If there were a window in which the Jets could have stopped the Eagles’ offense on Sunday, it came with three minutes left in the third quarter.
Ashtyn Davis had knocked Gardner Minshew’s third-and-3 pass, intended for DeVonta Smith, to the ground. The Eagles, barely across midfield, kept their offense on the field. And the Jets packed 10 of their defenders between the line of scrimmage and the first-down marker — the 3 yards that separated the chances of shrinking a nine-point deficit or watching it grow more.
C.J. Mosley stood at the line of scrimmage, but as the play clock wound down to three seconds, he leapt across. The Eagles’ hard count had worked. His penalty moved the ball 5 yards, and two plays into the fourth quarter, they kicked a field goal to make their lead 30-18.
“Just a bad play by me,” Mosley said. “It was fourth down, that was a position where we knew that could’ve been a hard count. So that was just a very ill-advised play by me.”

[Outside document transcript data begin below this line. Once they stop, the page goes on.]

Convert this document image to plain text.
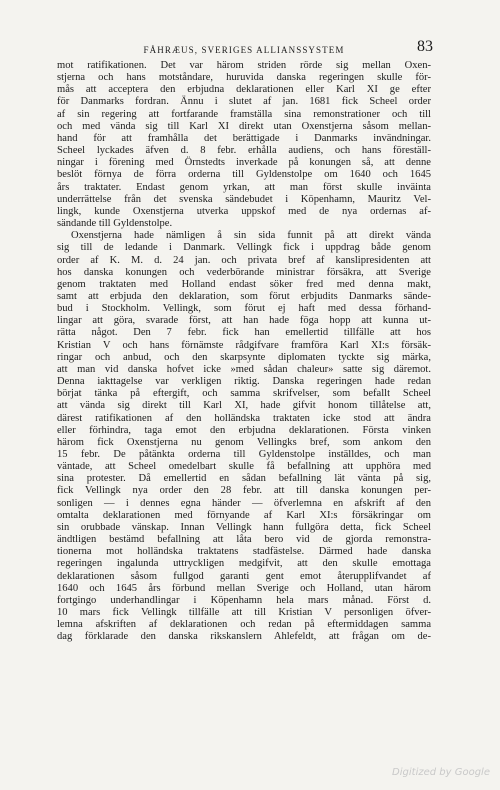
FÅHRÆUS, SVERIGES ALLIANSSYSTEM	83

mot ratifikationen. Det var härom striden rörde sig mellan Oxen-

stjerna och hans motståndare, huruvida danska regeringen skulle för-

mås att acceptera den erbjudna deklarationen eller Karl XI ge efter

för Danmarks fordran. Ännu i slutet af jan. 1681 fick Scheel order

af sin regering att fortfarande framställa sina remonstrationer och till

och med vända sig till Karl XI direkt utan Oxenstjerna såsom mellan-

hand för att framhålla det berättigade i Danmarks invändningar.

Scheel lyckades äfven d. 8 febr. erhålla audiens, och hans föreställ-

ningar i förening med Örnstedts inverkade på konungen så, att denne

beslöt förnya de förra orderna till Gyldenstolpe om 1640 och 1645

års traktater. Endast genom yrkan, att man först skulle inväinta

underrättelse från det svenska sändebudet i Köpenhamn, Mauritz Vel-

lingk, kunde Oxenstjerna utverka uppskof med de nya ordernas af-

sändande till Gyldenstolpe.

Oxenstjerna hade nämligen å sin sida funnit på att direkt vända

sig till de ledande i Danmark. Vellingk fick i uppdrag både genom

order af K. M. d. 24 jan. och privata bref af kanslipresidenten att

hos danska konungen och vederbörande ministrar försäkra, att Sverige

genom traktaten med Holland endast söker fred med denna makt,

samt att erbjuda den deklaration, som förut erbjudits Danmarks sände-

bud i Stockholm. Vellingk, som förut ej haft med dessa förhand-

lingar att göra, svarade först, att han hade föga hopp att kunna ut-

rätta något. Den 7 febr. fick han emellertid tillfälle att hos

Kristian V och hans förnämste rådgifvare framföra Karl XI:s försäk-

ringar och anbud, och den skarpsynte diplomaten tyckte sig märka,

att man vid danska hofvet icke »med sådan chaleur» satte sig däremot.

Denna iakttagelse var verkligen riktig. Danska regeringen hade redan

börjat tänka på eftergift, och samma skrifvelser, som befallt Scheel

att vända sig direkt till Karl XI, hade gifvit honom tillåtelse att,

därest ratifikationen af den holländska traktaten icke stod att ändra

eller förhindra, taga emot den erbjudna deklarationen. Första vinken

härom fick Oxenstjerna nu genom Vellingks bref, som ankom den

15 febr. De påtänkta orderna till Gyldenstolpe inställdes, och man

väntade, att Scheel omedelbart skulle få befallning att upphöra med

sina protester. Då emellertid en sådan befallning lät vänta på sig,

fick Vellingk nya order den 28 febr. att till danska konungen per-

sonligen — i dennes egna händer — öfverlemna en afskrift af den

omtalta deklarationen med förnyande af Karl XI:s försäkringar om

sin orubbade vänskap. Innan Vellingk hann fullgöra detta, fick Scheel

ändtligen bestämd befallning att låta bero vid de gjorda remonstra-

tionerna mot holländska traktatens stadfästelse. Därmed hade danska

regeringen ingalunda uttryckligen medgifvit, att den skulle emottaga

deklarationen såsom fullgod garanti gent emot återupplifvandet af

1640 och 1645 års förbund mellan Sverige och Holland, utan härom

fortgingo underhandlingar i Köpenhamn hela mars månad. Först d.

10 mars fick Vellingk tillfälle att till Kristian V personligen öfver-

lemna afskriften af deklarationen och redan på eftermiddagen samma

dag förklarade den danska rikskanslern Ahlefeldt, att frågan om de-

Digitized by Google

It was one of six penalties the Jets committed in their 33-18 loss Sunday, but certain calls — or, in some cases, no-calls — had head coach Robert Saleh furious on the sidelines. When asked about officiating, he said, “I’m not gonna get into all that, you guys saw the game.”
When asked again about the Mosley play, Saleh said, “I’m just gonna keep it quiet, I’ll address it [Monday].

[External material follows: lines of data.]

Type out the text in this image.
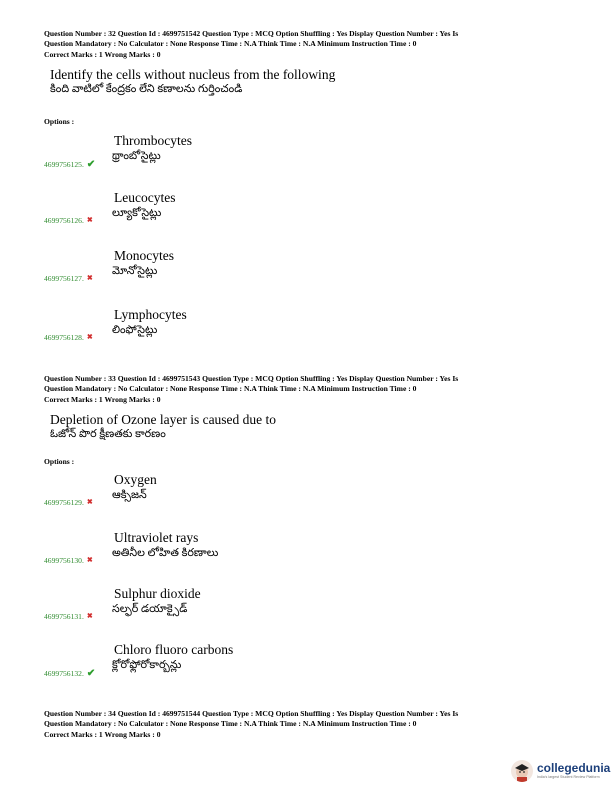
Question Number : 32 Question Id : 4699751542 Question Type : MCQ Option Shuffling : Yes Display Question Number : Yes Is
Question Mandatory : No Calculator : None Response Time : N.A Think Time : N.A Minimum Instruction Time : 0
Correct Marks : 1 Wrong Marks : 0
Identify the cells without nucleus from the following
కింది వాటిలో కేంద్రకం లేని కణాలను గుర్తించండి
Options :
Thrombocytes
థ్రాంబోసైట్లు
4699756125. ✔
Leucocytes
ల్యూకోసైట్లు
4699756126. ✖
Monocytes
మోనోసైట్లు
4699756127. ✖
Lymphocytes
లింఫోసైట్లు
4699756128. ✖
Question Number : 33 Question Id : 4699751543 Question Type : MCQ Option Shuffling : Yes Display Question Number : Yes Is
Question Mandatory : No Calculator : None Response Time : N.A Think Time : N.A Minimum Instruction Time : 0
Correct Marks : 1 Wrong Marks : 0
Depletion of Ozone layer is caused due to
ఓజోన్ పొర క్షీణతకు కారణం
Options :
Oxygen
ఆక్సిజన్
4699756129. ✖
Ultraviolet rays
అతినీల లోహిత కిరణాలు
4699756130. ✖
Sulphur dioxide
సల్ఫర్ డయాక్సైడ్
4699756131. ✖
Chloro fluoro carbons
క్లోరోఫ్లోరోకార్బన్లు
4699756132. ✔
Question Number : 34 Question Id : 4699751544 Question Type : MCQ Option Shuffling : Yes Display Question Number : Yes Is
Question Mandatory : No Calculator : None Response Time : N.A Think Time : N.A Minimum Instruction Time : 0
Correct Marks : 1 Wrong Marks : 0
collegedunia
India's largest Student Review Platform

“Anytime, you gotta look at yourself first. There’s some self-inflicted wounds in there for sure, but we gotta be better in those regards.”

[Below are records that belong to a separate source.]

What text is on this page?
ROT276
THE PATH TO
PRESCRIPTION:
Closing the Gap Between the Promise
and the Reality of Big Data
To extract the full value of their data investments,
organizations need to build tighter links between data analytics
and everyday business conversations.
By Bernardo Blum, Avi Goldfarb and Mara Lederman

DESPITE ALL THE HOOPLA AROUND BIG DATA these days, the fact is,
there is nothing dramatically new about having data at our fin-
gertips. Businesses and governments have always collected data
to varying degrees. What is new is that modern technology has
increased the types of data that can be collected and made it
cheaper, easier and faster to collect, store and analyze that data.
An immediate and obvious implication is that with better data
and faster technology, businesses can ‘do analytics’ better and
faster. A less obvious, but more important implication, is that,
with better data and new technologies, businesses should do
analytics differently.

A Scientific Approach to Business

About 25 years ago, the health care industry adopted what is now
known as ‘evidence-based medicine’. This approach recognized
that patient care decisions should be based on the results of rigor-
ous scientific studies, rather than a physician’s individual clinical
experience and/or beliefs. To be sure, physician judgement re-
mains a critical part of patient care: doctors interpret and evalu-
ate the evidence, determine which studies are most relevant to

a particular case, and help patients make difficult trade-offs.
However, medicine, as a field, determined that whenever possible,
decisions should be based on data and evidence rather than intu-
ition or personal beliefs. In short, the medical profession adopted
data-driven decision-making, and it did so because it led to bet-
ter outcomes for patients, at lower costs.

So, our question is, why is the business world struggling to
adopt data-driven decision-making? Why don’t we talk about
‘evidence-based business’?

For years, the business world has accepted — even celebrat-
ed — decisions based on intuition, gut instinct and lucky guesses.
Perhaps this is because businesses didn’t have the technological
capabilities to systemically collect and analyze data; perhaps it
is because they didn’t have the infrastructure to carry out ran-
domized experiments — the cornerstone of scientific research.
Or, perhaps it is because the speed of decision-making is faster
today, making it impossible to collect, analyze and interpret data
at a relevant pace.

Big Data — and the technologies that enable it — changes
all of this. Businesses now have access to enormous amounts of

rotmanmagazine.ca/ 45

When Elijah Moore ran a route near the goal line in the fourth quarter, and a flag wasn’t thrown on Darius Slay, Saleh jumped in front of the referees walking back down the sideline and flung an arm in frustration. About two minutes earlier, the Jets appeared to have stopped the Eagles on a fourth-and-1 — when Minshew had tried to sneak forward. Chain measurement confirmed the call, but Eagles head coach Nick Sirianni challenged the spot and it was overturned.
Those replays and penalties, when paired with the scenarios they occurred in, combined to sink the Jets. Midway through the third quarter, with the Eagles on the Jets 28-yard line and facing a third-and-10, Bryce Hall dropped in coverage on Dallas Goedert and Elijah Riley faded over to assist.
Minshew’s pass fell short of Goedert, but a flag for defensive pass interference followed. That gave the Eagles a first-and-goal from the 7-yard line, and a Jake Elliott field goal followed to make their lead 27-18.
“We can handle the [miscues and penalties] that we’ve got control over, and those are the ones that are the most frustrating,” Saleh said.